The Wasielewski Group is housed in Ryan Hall, the Nanofabrication Building completed in 2002. This facility has 44,000 net square feet of state-of-the-art research space designed for the demanding laboratory work required to advance the field of nanotechnology. The Wasielewski group occupies approximately 6,000 square feet of laboratory and office space in this facility.
The Wasielewski Group is well-equipped to carry out synthetic chemistry procedures in 16 6-foot fume hoods with vacuum lines and a separate hood hosting an Expedite oligo nucleic acid synthesizer. Purified anhydrous solvents are easily accessible from the Glas-Contour column solvent purification system. Instrumentation rooms adjacent to the synthesis laboratories house benchtop equipment, such as a spin coater, analytical and preparative HPLC equipment (in both normal and reverse phase), a Shimadzu GC system, CH Instruments Model 660 and 750 single/dual channel electrochemical analysis systems. Air-sensitive chemistry can be carried out in two nitrogen glove boxes (MBraun); another nitrogen box is equipped with a vacuum thermal evaporator (Denton) for thin-film preparation.
Electron Paramagnetic Resonance (EPR) Laboratory
Electron Paramagnetic Resonance (EPR) Spectroscopy Lab.

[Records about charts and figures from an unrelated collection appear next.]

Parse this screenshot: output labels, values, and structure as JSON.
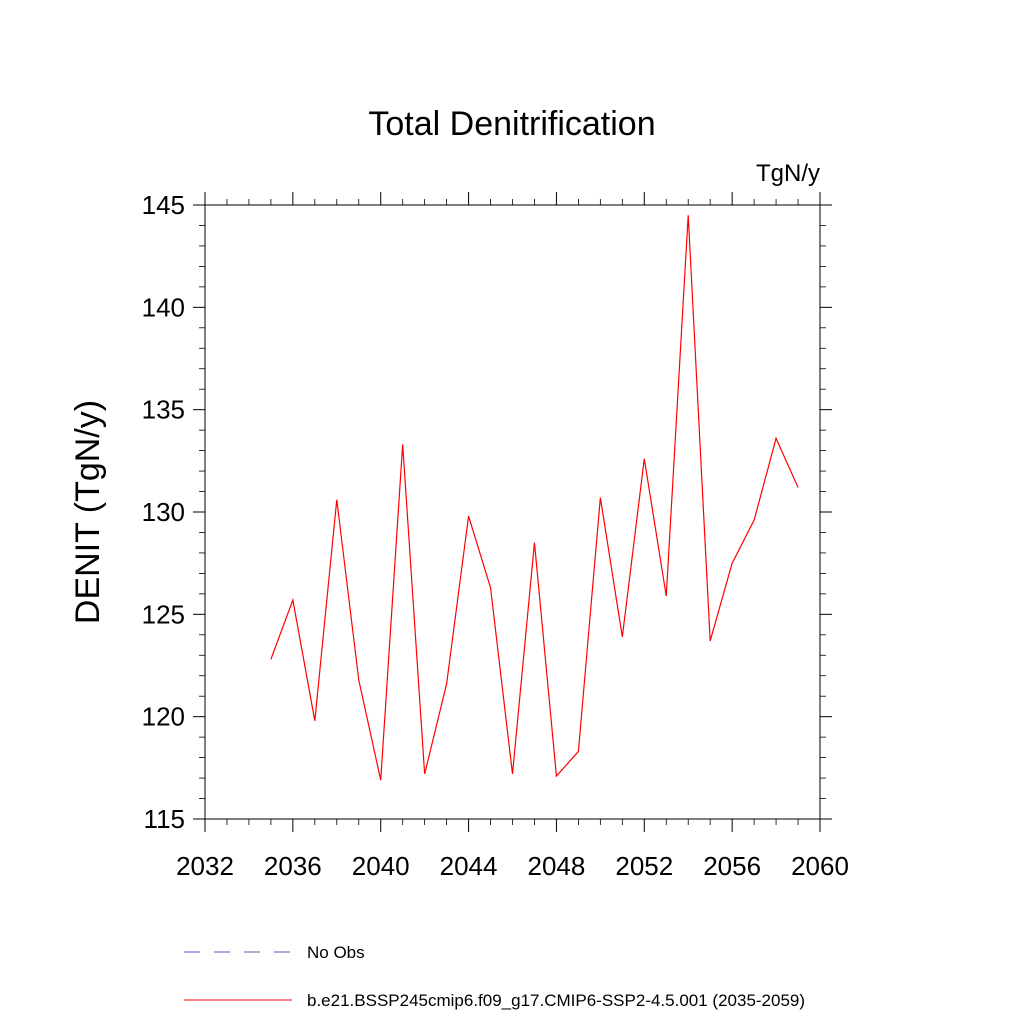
{
  "chart_data": {
    "type": "line",
    "title": "Total Denitrification",
    "units_label": "TgN/y",
    "ylabel": "DENIT  (TgN/y)",
    "xlabel": "",
    "xlim": [
      2032,
      2060
    ],
    "ylim": [
      115,
      145
    ],
    "x_ticks": [
      2032,
      2036,
      2040,
      2044,
      2048,
      2052,
      2056,
      2060
    ],
    "x_tick_labels": [
      "2032",
      "2036",
      "2040",
      "2044",
      "2048",
      "2052",
      "2056",
      "2060"
    ],
    "y_ticks": [
      115,
      120,
      125,
      130,
      135,
      140,
      145
    ],
    "y_tick_labels": [
      "115",
      "120",
      "125",
      "130",
      "135",
      "140",
      "145"
    ],
    "grid": false,
    "legend_position": "bottom",
    "series": [
      {
        "name": "b.e21.BSSP245cmip6.f09_g17.CMIP6-SSP2-4.5.001 (2035-2059)",
        "color": "#ff0000",
        "line_style": "solid",
        "x": [
          2035,
          2036,
          2037,
          2038,
          2039,
          2040,
          2041,
          2042,
          2043,
          2044,
          2045,
          2046,
          2047,
          2048,
          2049,
          2050,
          2051,
          2052,
          2053,
          2054,
          2055,
          2056,
          2057,
          2058,
          2059
        ],
        "y": [
          122.8,
          125.7,
          119.8,
          130.6,
          121.8,
          116.9,
          133.3,
          117.2,
          121.6,
          129.8,
          126.3,
          117.2,
          128.5,
          117.1,
          118.3,
          130.7,
          123.9,
          132.6,
          125.9,
          144.5,
          123.7,
          127.5,
          129.6,
          133.6,
          131.2
        ]
      }
    ],
    "legend": [
      {
        "label": "No Obs",
        "color": "#5b5bbf",
        "line_style": "dashed"
      },
      {
        "label": "b.e21.BSSP245cmip6.f09_g17.CMIP6-SSP2-4.5.001 (2035-2059)",
        "color": "#ff0000",
        "line_style": "solid"
      }
    ]
  }
}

Our lab features state-of-the-art EPR measurement capability at X-, Ka- and W-bands. We have three spectrometers capable of both steady state and time resolved EPR measurement. Some of our capabilities include: CW EPR and electron-nuclear double-resonance (ENDOR) spectroscopies; time-resolved CW EPR; pulsed EPR experiments such as electron-spin echo modulation (ESEEM), ENDOR; and multi-frequency experiments such as electron-electron double resonance (ELDOR) spectroscopy. For sample photo-excitation, the lab is equipped with two nanosecond Nd;YAG lasers whose output is each coupled to an optical parametric oscillaotor (OPO) to generate outputs at 355 nm and 416-650 nm.
The primary workhorse in our lab is a recently upgraded Bruker E-680X/W Pulse-EPR spectrometer. This spectrometer operates at X-band (9.5 GHz or around 350 mT) as well as at W-band (94 GHz or ~3.5 T) and includes an ENDOR unit which operates at both fields. At X-band a 1 kW traveling wave tube (TWT) amplifier is employed to generate high-power microwave pulses, at W-band solid state amplifiers give 2 W of microwave power. This spectrometer is outfitted with an arbitrary waveform generator (AWG) which provides complete control over the frequency, shape, phase, and amplitude of the microwave pulses.

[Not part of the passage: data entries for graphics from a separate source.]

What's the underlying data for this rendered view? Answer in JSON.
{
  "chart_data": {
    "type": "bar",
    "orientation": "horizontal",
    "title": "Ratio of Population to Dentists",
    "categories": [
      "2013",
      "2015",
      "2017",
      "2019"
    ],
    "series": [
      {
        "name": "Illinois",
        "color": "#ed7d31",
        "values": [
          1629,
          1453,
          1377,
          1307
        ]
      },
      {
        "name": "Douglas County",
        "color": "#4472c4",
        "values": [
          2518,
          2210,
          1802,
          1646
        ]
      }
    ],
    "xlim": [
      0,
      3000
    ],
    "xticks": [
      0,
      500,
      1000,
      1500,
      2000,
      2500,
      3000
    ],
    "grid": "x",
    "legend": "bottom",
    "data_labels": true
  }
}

In addition, we have a second Bruker E-580X spectrometer that can operate in CW and Pulse modes at X-band. This spectrometer is also equipped with an ENDOR unit. While this spectrometer does not have an AWG, it does have 8 user-configurable microwave pulse forming units which allows for a greater degree of control over the amplitude and phase of the pulses compared to a conventional 4-channel spectrometer.
We also have a recently upgraded home-built Ka-band (34 GHz, ~1.2 T) spectrometer. This spectrometer designed to operate with a high resolution 8 GSa/s 14-bit AWG, generating a waveform with up to 2 GHz of bandwidth, which is up-converted to Ka-band. The spectrometer can operate in both CW and Pulse modes and in pulse mode it has a maximum output of 10 W.
The Wasielewski group has a recently renovated state-of-the-art laser laboratory with 6 individual rooms with individual climate control. Each room is positively pressurized to reduce contamination and maintain tight control over temperature and relative humidity, with a nominal 1 °C / 2% RH tolerance over 8 hours and over 8 months. Each room houses a laser system with dedicated experiments.